Confucius, however, did not change or seriously modify the ancient religion except that, as is more than probable, he may have laid unnecessary emphasis upon social and political duties, and may not have been sufficiently interested in the honor to be paid to Shang Ti or God. He practically ignored the God-ward side of man's duties. His teachings relate chiefly to duties between man and man, to propriety and etiquette, and to ceremony and usage. He said that "To give one's self to the duties due to men and while respecting spiritual beings to keep aloof from them, may be called wisdom."[5]
We think that Confucius cut the tap-root of all true progress, and therefore is largely responsible for the arrested development of China. He avoided the personal term, God (Ti), and instead, made use of the abstract term, Heaven (Tien). His teaching, which is so often quoted by Japanese gentlemen, was, "Honor the Gods and keep them far from you." His image stands in thousands of temples and in every school, in China, but he is only revered and never deified.
China has for ages suffered from agnosticism; for no normal Confucianist can love God, though he may learn to reverence him. The Emperor periodically worships for his people, at the great marble altar to Heaven in Peking, with vast holocausts, and the prayers which are offered may possibly amount to this: "Our Father who art in Heaven, Hallowed be thy name." But there, as it seems to a Christian, Chinese imperial worship stops. The people at large, cut off by this restricted worship from direct access to God, have wandered away into every sort of polytheism and idolatry, while the religion of the educated Chinese is a mediæval philosophy based upon Confucianism, of which we shall speak hereafter.

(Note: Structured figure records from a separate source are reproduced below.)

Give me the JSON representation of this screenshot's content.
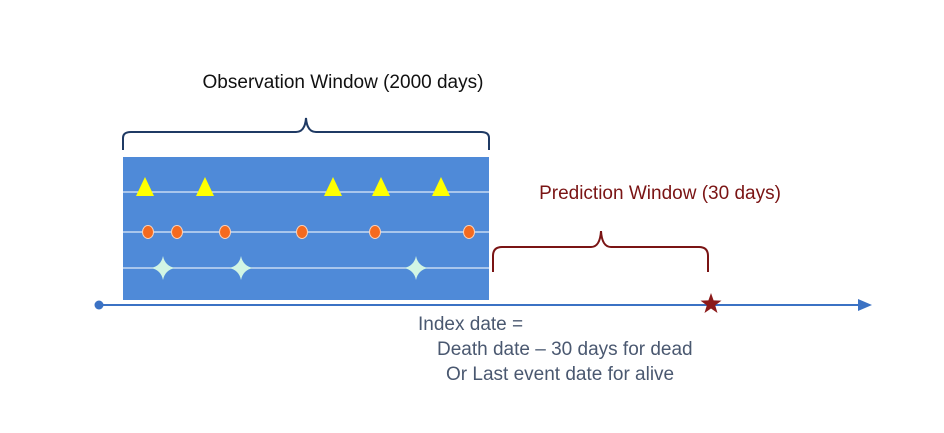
{
  "observation_window": {
    "label": "Observation Window (2000 days)"
  },
  "prediction_window": {
    "label": "Prediction Window (30 days)"
  },
  "index_date": {
    "line1": "Index date =",
    "line2": "Death date – 30 days for dead",
    "line3": "Or Last event date  for alive"
  },
  "event_rows": [
    {
      "marker": "triangle-icon",
      "color": "#ffff00"
    },
    {
      "marker": "circle-icon",
      "color": "#f46a1f"
    },
    {
      "marker": "four-point-star-icon",
      "color": "#d2f5e4"
    }
  ],
  "colors": {
    "window_fill": "#4f8ad8",
    "timeline": "#3b72c4",
    "brace_observation": "#1f3a64",
    "brace_prediction": "#7a1414",
    "death_marker": "#8b1a1a"
  }
}
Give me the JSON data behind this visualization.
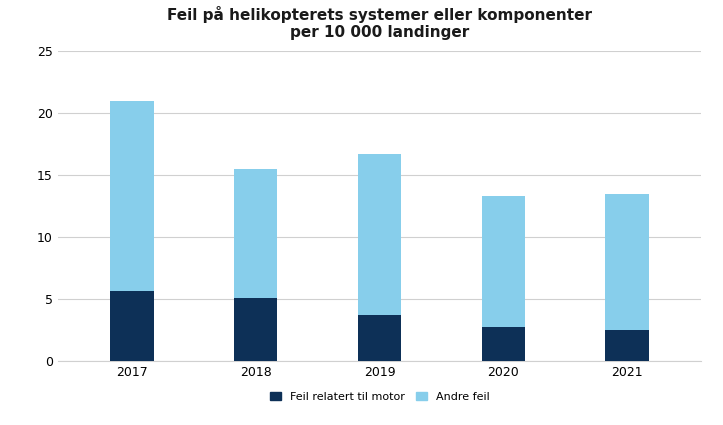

The Confucian system as a religion, like a giant with a child's head, is exaggerated on its moral and ceremonial side as compared with its spiritual development. Some deny that it is a religion at all, and call it only a code. However, let us examine the Confucian ethics which formed the basis and norm of all government in the family and nation, and are summed up in the doctrine of the "Five Relations." These are: Sovereign and Minister; Father and Son; Husband and Wife; Elder Brother and Younger Brother; and Friends. The relation being stated, the correlative duty arises at once. It may perhaps be truly said by Christians that Confucius might have made a religion of his system of ethics, by adding a sixth and supreme relation—that between God and man. This he declined to do, and so left his people without any aspiration toward the Infinite. By setting before them only a finite goal he sapped the principles of progress.[6]